3M’s globalization project was way ahead of its time. The company developed templates for global implementations that are still applicable more than a decade later.
Pretty impressive. But what makes 3M’s 1982 globalization project truly extraordinary is the fact that it was launched during an economic downturn.
By no stretch of the imagination was 1982 a good year. Unemployment averaged 9.7 percent, its highest level since the Great Depression. In November 1982, the unemployment rate hit a whopping 10.8 percent. The inflation rate that year hovered just above 6 percent. (Compare those figures with those from 2000, which saw 4 percent average unemployment and an inflation rate of 3.4 percent.)
For most companies, 1982 was a time to pull back, hunker down and mark time while studying the Machiavellian maneuvers of J.R. Ewing on Dallas. For 3M, it was a time to innovate.
And 3M is still reaping the benefits. The template-based approach and centralized management it developed then has helped it keep its IT headcount low?lower, indeed, than it was in the early ’80s. According to Drew, now 3M’s vice president of IT, this allowed the company to breeze through the IT worker shortage that hamstrung corporations throughout much of the dotcom boom. In fact, with an IT budget that’s 35 percent larger than it was in 1982, 3M today employs 25 percent fewer IT workers than it did then.
As 3M knew, innovation is most valuable when the economy is down-and-out. That’s when a company can separate itself from the pack. In good times everybody has lots of ideas and enough money to fund most of them. In bad times companies have to pick and choose. And that means they have to think analytically and creatively.
It’s risky innovating when the dollars budgeted for projects are precious.
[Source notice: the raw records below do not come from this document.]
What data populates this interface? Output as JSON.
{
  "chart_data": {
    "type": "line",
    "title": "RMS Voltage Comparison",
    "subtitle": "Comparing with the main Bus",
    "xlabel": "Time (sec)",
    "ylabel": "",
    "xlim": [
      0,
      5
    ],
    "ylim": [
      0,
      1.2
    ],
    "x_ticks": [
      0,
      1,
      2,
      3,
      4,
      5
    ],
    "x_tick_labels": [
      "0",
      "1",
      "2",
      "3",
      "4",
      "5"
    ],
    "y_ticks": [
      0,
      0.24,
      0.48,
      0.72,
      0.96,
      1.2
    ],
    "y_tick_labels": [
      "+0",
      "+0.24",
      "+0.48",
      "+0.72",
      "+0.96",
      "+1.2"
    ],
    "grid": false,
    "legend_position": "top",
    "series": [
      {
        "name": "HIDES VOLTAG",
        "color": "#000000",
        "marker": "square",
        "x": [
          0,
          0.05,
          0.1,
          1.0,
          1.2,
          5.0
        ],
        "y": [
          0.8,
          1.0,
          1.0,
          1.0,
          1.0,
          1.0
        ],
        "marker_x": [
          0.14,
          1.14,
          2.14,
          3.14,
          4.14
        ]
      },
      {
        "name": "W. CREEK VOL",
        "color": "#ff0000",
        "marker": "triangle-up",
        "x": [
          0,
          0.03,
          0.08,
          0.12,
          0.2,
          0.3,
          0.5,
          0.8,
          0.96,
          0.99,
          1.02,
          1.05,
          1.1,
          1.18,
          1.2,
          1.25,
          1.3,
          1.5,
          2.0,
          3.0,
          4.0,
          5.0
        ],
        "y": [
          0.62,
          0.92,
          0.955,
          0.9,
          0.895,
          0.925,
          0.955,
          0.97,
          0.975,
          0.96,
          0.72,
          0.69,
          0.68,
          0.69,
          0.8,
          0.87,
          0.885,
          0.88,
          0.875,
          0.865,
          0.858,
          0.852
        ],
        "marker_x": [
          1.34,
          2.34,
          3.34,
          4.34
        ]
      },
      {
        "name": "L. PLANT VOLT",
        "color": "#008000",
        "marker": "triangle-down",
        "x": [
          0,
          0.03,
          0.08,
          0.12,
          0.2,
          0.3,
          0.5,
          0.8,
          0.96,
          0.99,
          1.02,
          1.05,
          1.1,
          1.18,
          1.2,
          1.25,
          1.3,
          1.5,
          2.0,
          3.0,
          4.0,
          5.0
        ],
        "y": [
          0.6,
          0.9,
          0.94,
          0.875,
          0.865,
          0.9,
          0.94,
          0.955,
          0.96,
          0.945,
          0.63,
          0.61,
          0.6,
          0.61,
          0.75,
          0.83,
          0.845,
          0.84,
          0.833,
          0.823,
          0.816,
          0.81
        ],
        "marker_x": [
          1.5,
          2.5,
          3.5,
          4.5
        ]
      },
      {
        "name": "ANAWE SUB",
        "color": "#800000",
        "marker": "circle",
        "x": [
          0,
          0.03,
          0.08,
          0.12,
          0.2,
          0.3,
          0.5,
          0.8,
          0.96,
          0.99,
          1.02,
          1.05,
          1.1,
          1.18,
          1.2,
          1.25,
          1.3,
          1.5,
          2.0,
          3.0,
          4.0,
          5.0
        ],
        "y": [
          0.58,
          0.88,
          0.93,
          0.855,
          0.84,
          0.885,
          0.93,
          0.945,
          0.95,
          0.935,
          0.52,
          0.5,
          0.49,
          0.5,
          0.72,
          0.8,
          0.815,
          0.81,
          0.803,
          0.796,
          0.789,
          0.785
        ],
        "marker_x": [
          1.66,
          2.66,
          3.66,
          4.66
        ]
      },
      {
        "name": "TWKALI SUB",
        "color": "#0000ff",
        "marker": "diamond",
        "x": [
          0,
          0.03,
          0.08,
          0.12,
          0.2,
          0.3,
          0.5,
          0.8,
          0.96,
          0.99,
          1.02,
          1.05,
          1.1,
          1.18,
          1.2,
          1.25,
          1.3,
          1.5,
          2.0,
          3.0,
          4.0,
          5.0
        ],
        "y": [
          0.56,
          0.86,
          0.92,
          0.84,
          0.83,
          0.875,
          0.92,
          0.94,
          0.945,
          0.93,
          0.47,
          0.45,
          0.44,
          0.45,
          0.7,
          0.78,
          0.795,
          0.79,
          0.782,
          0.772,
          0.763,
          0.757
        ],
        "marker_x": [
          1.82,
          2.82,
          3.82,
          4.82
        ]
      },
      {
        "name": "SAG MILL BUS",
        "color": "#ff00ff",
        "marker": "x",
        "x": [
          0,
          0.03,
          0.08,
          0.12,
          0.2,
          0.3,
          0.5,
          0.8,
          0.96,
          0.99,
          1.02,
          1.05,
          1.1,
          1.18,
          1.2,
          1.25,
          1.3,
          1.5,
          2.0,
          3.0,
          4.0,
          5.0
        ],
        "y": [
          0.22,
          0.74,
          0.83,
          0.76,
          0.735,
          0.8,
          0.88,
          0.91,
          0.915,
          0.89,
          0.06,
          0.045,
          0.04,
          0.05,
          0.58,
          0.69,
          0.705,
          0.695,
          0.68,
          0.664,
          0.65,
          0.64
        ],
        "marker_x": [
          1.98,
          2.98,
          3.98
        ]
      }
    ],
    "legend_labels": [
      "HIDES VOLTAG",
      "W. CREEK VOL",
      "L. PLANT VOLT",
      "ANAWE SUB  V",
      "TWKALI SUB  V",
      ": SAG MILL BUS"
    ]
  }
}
But when the markets rebound, those who have been innovating all along will be ahead of those who haven’t been.
Companies with a history of innovation have built legends and large revenue bases by capitalizing on good ideas in good times and bad. Drew believes that difficult economic times are actually a spur to innovation. "You’re forced to be creative and innovative because you have less resources with which to work," he says.